When I call context.SaveChanges, the EF is smart enough to issue an UPDATE rather than attempting to INSERT a new row and DELETE the existing row. The moral of the story: things are not necessarily what they seem. The ObjectContext does a pretty good job of sheltering us from the complexities of first-class relationships, but it’s good to understand them in case something goes wrong. Which brings me back to the original point of this post… What if I want to call a stored procedure that returns multiple categories and multiple products? Most likely, I’d like to know which categories and products are related. My original samples showed how you could return a single category and its related products. If there are multiple categories, we no longer know how the products line up with categories, and we end up with a disconnected graph.
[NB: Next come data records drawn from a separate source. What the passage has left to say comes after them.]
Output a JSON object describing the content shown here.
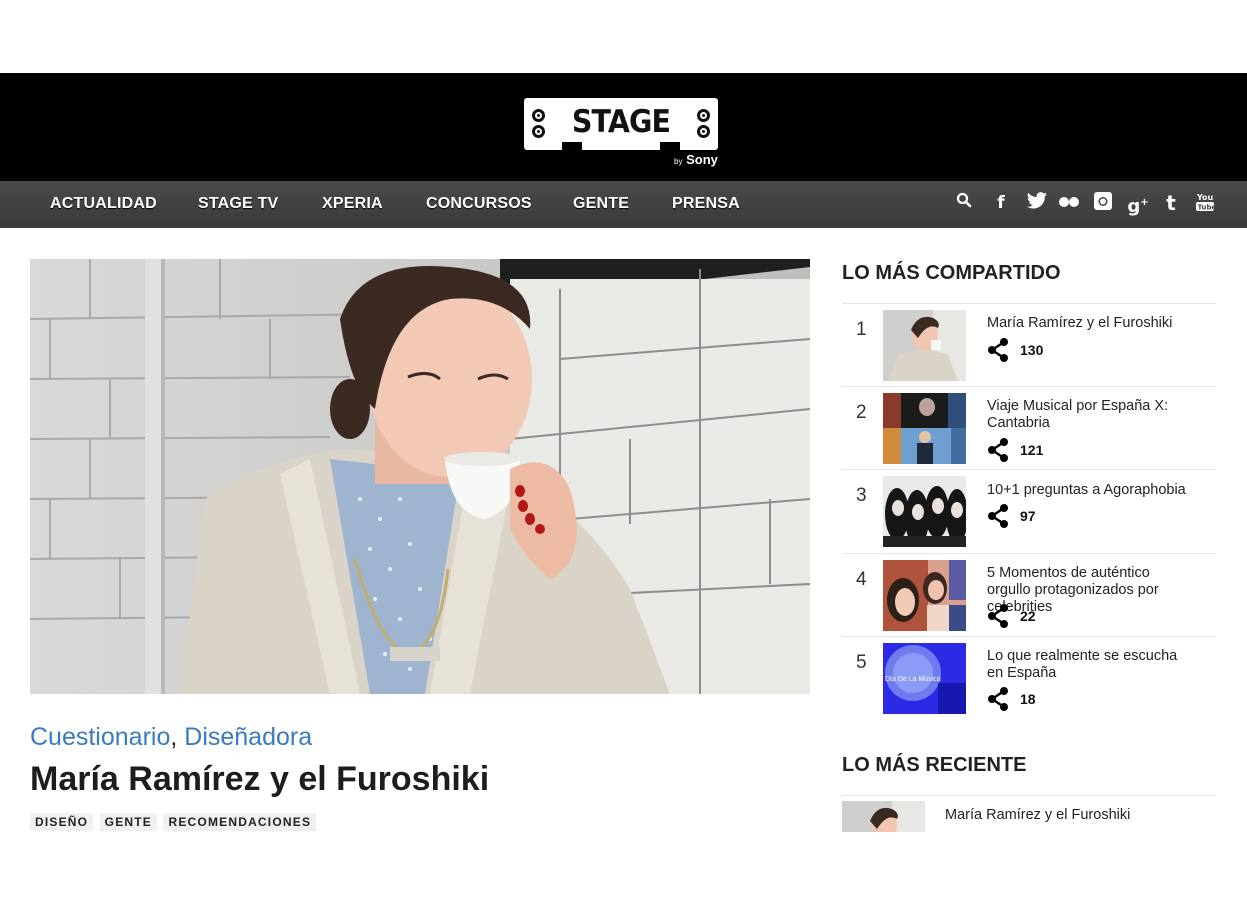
{
  "logo": {
    "text": "STAGE",
    "by": "by",
    "brand": "Sony"
  },
  "nav": {
    "items": [
      "ACTUALIDAD",
      "STAGE TV",
      "XPERIA",
      "CONCURSOS",
      "GENTE",
      "PRENSA"
    ],
    "icons": [
      "search-icon",
      "facebook-icon",
      "twitter-icon",
      "flickr-icon",
      "instagram-icon",
      "google-plus-icon",
      "tumblr-icon",
      "youtube-icon"
    ]
  },
  "article": {
    "categories": [
      "Cuestionario",
      "Diseñadora"
    ],
    "separator": ",",
    "title": "María Ramírez y el Furoshiki",
    "tags": [
      "DISEÑO",
      "GENTE",
      "RECOMENDACIONES"
    ]
  },
  "most_shared": {
    "heading": "LO MÁS COMPARTIDO",
    "items": [
      {
        "rank": "1",
        "title": "María Ramírez y el Furoshiki",
        "count": "130"
      },
      {
        "rank": "2",
        "title": "Viaje Musical por España X: Cantabria",
        "count": "121"
      },
      {
        "rank": "3",
        "title": "10+1 preguntas a Agoraphobia",
        "count": "97"
      },
      {
        "rank": "4",
        "title": "5 Momentos de auténtico orgullo protagonizados por celebrities",
        "count": "22"
      },
      {
        "rank": "5",
        "title": "Lo que realmente se escucha en España",
        "count": "18"
      }
    ]
  },
  "recent": {
    "heading": "LO MÁS RECIENTE",
    "items": [
      {
        "title": "María Ramírez y el Furoshiki"
      }
    ]
  },
  "thumb5_text": "Día De La Música",
  "colors": {
    "header_bg": "#000000",
    "nav_bg": "#444444",
    "link_blue": "#3a7bbf"
  }
}
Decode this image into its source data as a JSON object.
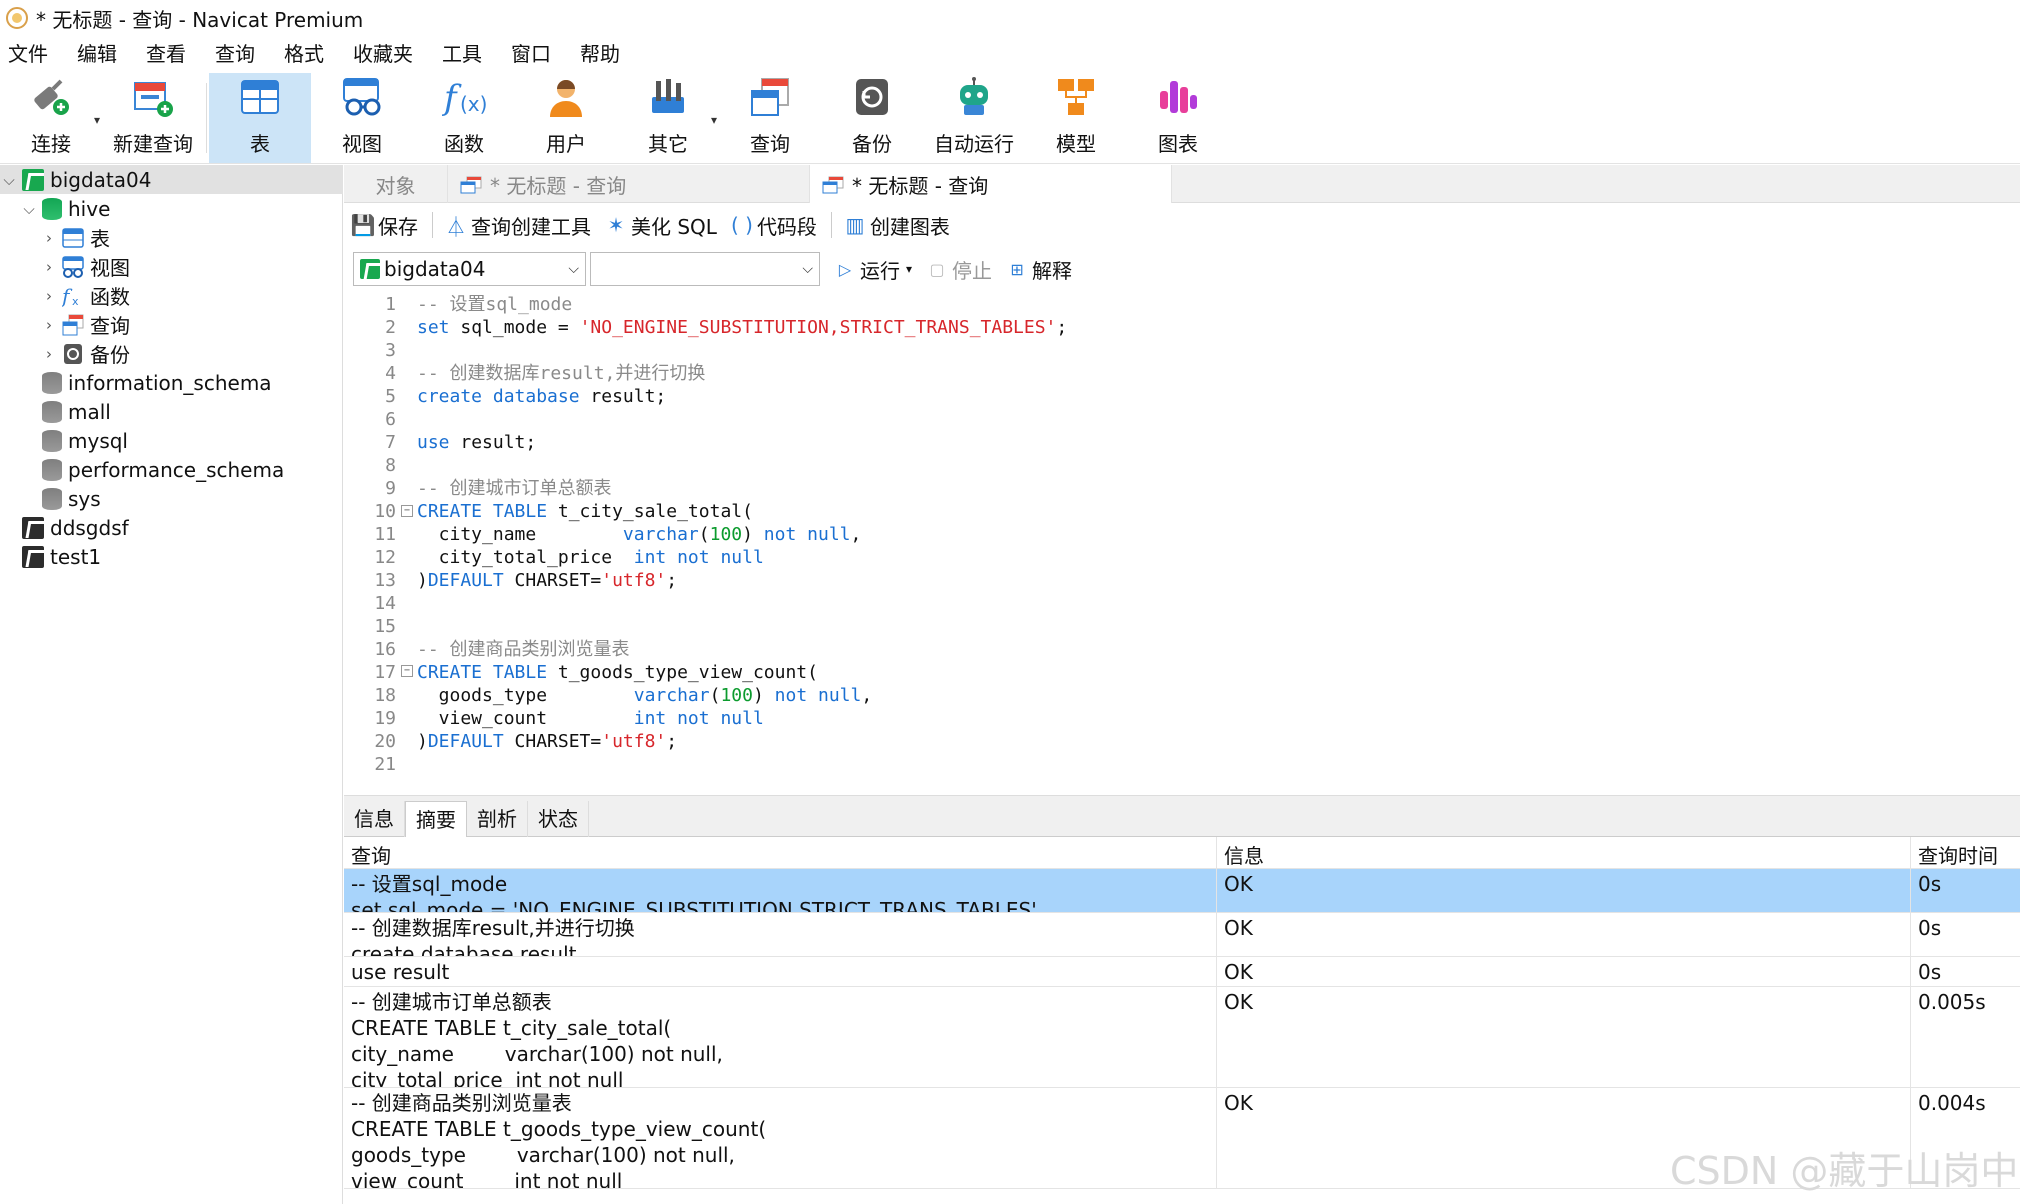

After attaching products and categories to my context, I still don’t know about the relationships, obvious when you examine the state manager:

 

  Categories(Unchanged)

    C1: Beverage

  Categories(Unchanged)

    C2: Food

  Products(Unchanged)

    P1: Beer

  Products(Unchanged)

    P3: Water

 

If we change the definition of our product ‘materializer’ (I describe these techniques in detail here), we can include the relationship data with the product entity:

 

new Product {

    ProductID = r.Field<int>("pid"),

    Name = r.Field<string>("name"),

    CategoryReference = {

        EntityKey = new EntityKey("MiniNWEntities.Categories", new[] { new EntityKeyMember("CategoryID", r.Field<int>("cid")) }),

    },

}

 

Now we’re mimicking the “relationship span” behavior of the EF by including the EntityKey for our category reference along with the product, and the state manager reflects the relationships as well as the entities:

 

  ProductCategoryAssociations(Unchanged)

    <CategoryID=1, ProductID=1>

  ProductCategoryAssociations(Unchanged)

    <CategoryID=1, ProductID=3>

 

In general, I think it’s useful to adopt a “first-class relationships” view of the world when you work with the EF because it is central to the design of the product.